Las cosas se pueden deteriorar bastante deprisa cuando una relación se convierte en una lucha de poder, en la que una persona intenta imponer constantemente su voluntad.

 Identidades distintas.

 En una relación sana, ambas partes tienen que ceder o claudicar de vez en cuando. Pero eso no significa que debas sentirte como si tuvieras que dejar de ser tu mismo. 


Cuando empezasteis a salir juntos, ambos tenían vuestras propias vidas -vuestras familias, vuestros amigos, vuestros intereses, vuestras aficiones, etc. Y todo eso no tiene por qué cambiar. 


Ninguno de los dos debería simular que le gusta algo que no le gusta, dejar de ver a sus amigos ni dejar de pertenecer a determinados grupos sociales u asociaciones. Y deberías sentirte libre para seguir cultivando nuevas habilidades e intereses, hacer amistades y seguir avanzando en la vida.

Buena comunicación. 

Probablemente habrás oído muchas veces que hombres y mujeres no parecen hablar el mismo idioma. 

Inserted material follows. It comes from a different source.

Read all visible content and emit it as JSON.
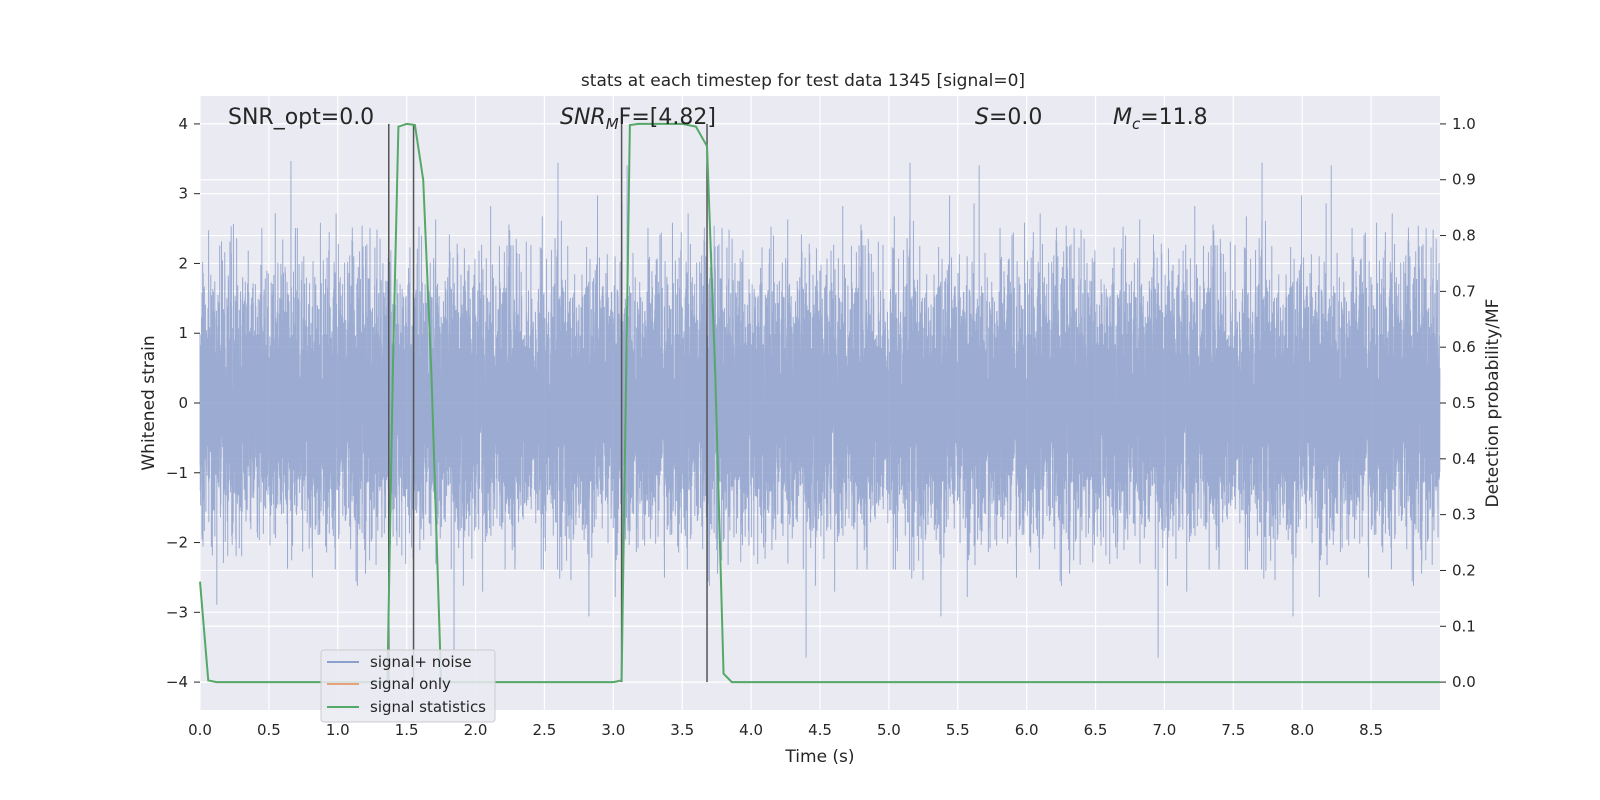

Un ejemplo clásico: todos sabemos cuántos significados diferentes puede tener la frase: "No, no pasa nada", en función de quién la diga. Pero lo más importante es que preguntes si no estás seguro de lo que tu pareja quiere decir, y que habléis honesta y abiertamente para que no haya malentendidos. 


No te guardes nunca un sentimiento en tu interior porque no es lo que a tu novio o novia le gustaría oír o porque no quieres quedar como un estúpido. Y, si necesitas tiempo para pensar porque todavía no te sientes preparado para hablar sobre algo, la pareja adecuada te dejará espacio para que lo hagas si tú se lo pides.